If a user configures the URLs example.com
and example.org
and the strategies desktop
and mobile
, then the following requests will be triggered
curl -X GET https://www.googleapis.com/pagespeedonline/v5/runPagespeed?url=example.com&strategy=desktop
curl -X GET https://www.googleapis.com/pagespeedonline/v5/runPagespeed?url=example.com&strategy=mobile
curl -X GET https://www.googleapis.com/pagespeedonline/v5/runPagespeed?url=example.org&strategy=desktop
curl -X GET https://www.googleapis.com/pagespeedonline/v5/runPagespeed?url=example.org&strategy=mobile
Adding the partition value to the record
Sometimes it's helpful to attach the partition a record belongs to to the record itself so it can be used during analysis in the destination.
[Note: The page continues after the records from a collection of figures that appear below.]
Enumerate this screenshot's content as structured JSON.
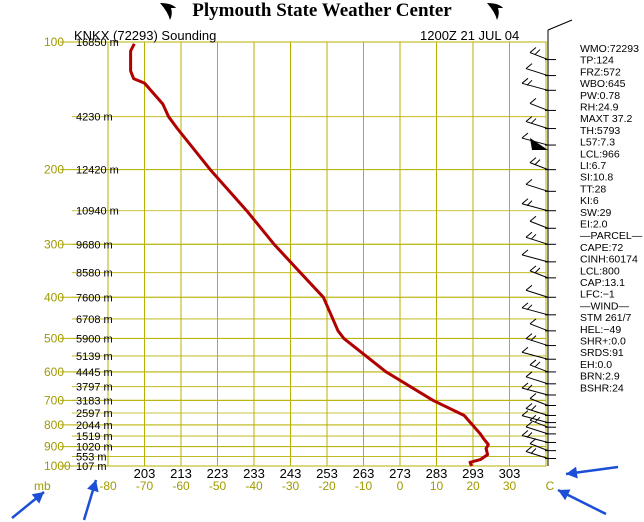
{
  "header": {
    "title": "Plymouth State Weather Center",
    "station_title": "KNKX (72293) Sounding",
    "date": "1200Z 21 JUL 04"
  },
  "colors": {
    "grid": "#b8b000",
    "pressure_labels": "#a09a00",
    "trace": "#b00000",
    "text": "#000000",
    "arrows": "#1a4fd6"
  },
  "chart_data": {
    "type": "line",
    "title": "KNKX (72293) Sounding",
    "ylabel": "mb",
    "xlabel": "C",
    "y_scale": "log",
    "y_axis": {
      "label": "mb",
      "ticks": [
        "100",
        "200",
        "300",
        "400",
        "500",
        "600",
        "700",
        "800",
        "900",
        "1000"
      ],
      "range": [
        100,
        1000
      ]
    },
    "x_axis": {
      "label": "C",
      "ticks": [
        "-80",
        "-70",
        "-60",
        "-50",
        "-40",
        "-30",
        "-20",
        "-10",
        "0",
        "10",
        "20",
        "30"
      ],
      "range": [
        -80,
        40
      ]
    },
    "kelvin_ticks": [
      "203",
      "213",
      "223",
      "233",
      "243",
      "253",
      "263",
      "273",
      "283",
      "293",
      "303"
    ],
    "height_labels": [
      "16850 m",
      "4230 m",
      "12420 m",
      "10940 m",
      "9680 m",
      "8580 m",
      "7600 m",
      "6708 m",
      "5900 m",
      "5139 m",
      "4445 m",
      "3797 m",
      "3183 m",
      "2597 m",
      "2044 m",
      "1519 m",
      "1020 m",
      "553 m",
      "107 m"
    ],
    "height_pressures": [
      100,
      150,
      200,
      250,
      300,
      350,
      400,
      450,
      500,
      550,
      600,
      650,
      700,
      750,
      800,
      850,
      900,
      950,
      1000
    ],
    "grid": true,
    "series": [
      {
        "points": [
          {
            "p": 1000,
            "t": 19.6
          },
          {
            "p": 980,
            "t": 19.2
          },
          {
            "p": 966,
            "t": 22.0
          },
          {
            "p": 940,
            "t": 24.0
          },
          {
            "p": 910,
            "t": 23.6
          },
          {
            "p": 890,
            "t": 24.2
          },
          {
            "p": 860,
            "t": 22.8
          },
          {
            "p": 840,
            "t": 22.0
          },
          {
            "p": 760,
            "t": 17.6
          },
          {
            "p": 700,
            "t": 9.0
          },
          {
            "p": 600,
            "t": -3.8
          },
          {
            "p": 500,
            "t": -15.4
          },
          {
            "p": 480,
            "t": -17.0
          },
          {
            "p": 400,
            "t": -21.0
          },
          {
            "p": 350,
            "t": -27.3
          },
          {
            "p": 300,
            "t": -34.5
          },
          {
            "p": 250,
            "t": -42.0
          },
          {
            "p": 200,
            "t": -52.0
          },
          {
            "p": 160,
            "t": -61.0
          },
          {
            "p": 150,
            "t": -63.4
          },
          {
            "p": 140,
            "t": -65.0
          },
          {
            "p": 125,
            "t": -70.0
          },
          {
            "p": 122,
            "t": -73.0
          },
          {
            "p": 117,
            "t": -73.8
          },
          {
            "p": 105,
            "t": -73.8
          },
          {
            "p": 101,
            "t": -72.8
          }
        ]
      }
    ]
  },
  "indices": [
    "WMO:72293",
    "TP:124",
    "FRZ:572",
    "WBO:645",
    "PW:0.78",
    "RH:24.9",
    "MAXT 37.2",
    "TH:5793",
    "L57:7.3",
    "LCL:966",
    "LI:6.7",
    "SI:10.8",
    "TT:28",
    "KI:6",
    "SW:29",
    "EI:2.0",
    "—PARCEL—",
    "CAPE:72",
    "CINH:60174",
    "LCL:800",
    "CAP:13.1",
    "LFC:−1",
    "—WIND—",
    "STM 261/7",
    "HEL:−49",
    "SHR+:0.0",
    "SRDS:91",
    "EH:0.0",
    "BRN:2.9",
    "BSHR:24"
  ],
  "wind_barbs": [
    "barb-icon"
  ],
  "annotation_arrows": [
    "arrow-icon",
    "arrow-icon",
    "arrow-icon",
    "arrow-icon"
  ]
}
This can be done using a transformation to add a field and the {{ stream_partition.<identifier> }}
interpolation placeholder.
For example when fetching the order notes via the Woocommerce API, the order id itself is not included in the note record, which means it won't be possible to associate which note belongs to which order:
{ "id": 999, "author": "Jon Doe", "note": "Great product!" }
However the order id can be added by taking the following steps:
- Making sure the "Current Parameter Value Identifier" is set to
order
- Add an "Add field" transformation with "Path"
order_id
and "Value"{{ stream_partition.order }}
Using this configuration, the notes record looks like this:
{ "id": 999, "author": "Jon Doe", "note": "Great product!", "order_id": 123 }
Custom parameter injection
Using the "Inject Parameter / Parent Key Value into outgoing HTTP Request" option in the Parameterized Requests and Parent Stream components works for most cases, but sometimes the API has special requirements that can't be handled this way:
- The API requires to add a prefix or a suffix to the actual value
- Multiple values need to be put together in a single parameter
- The value needs to be injected into the URL path
- Some conditional logic needs to be applied
To handle these cases, disable injection in the component and use the generic parameter section at the bottom of the stream configuration form to freely configure query parameters, headers and properties of the JSON body, by using jinja expressions and available variables. You can also use these variables (like stream_partition
) as part of the URL path as shown in the Woocommerce example above.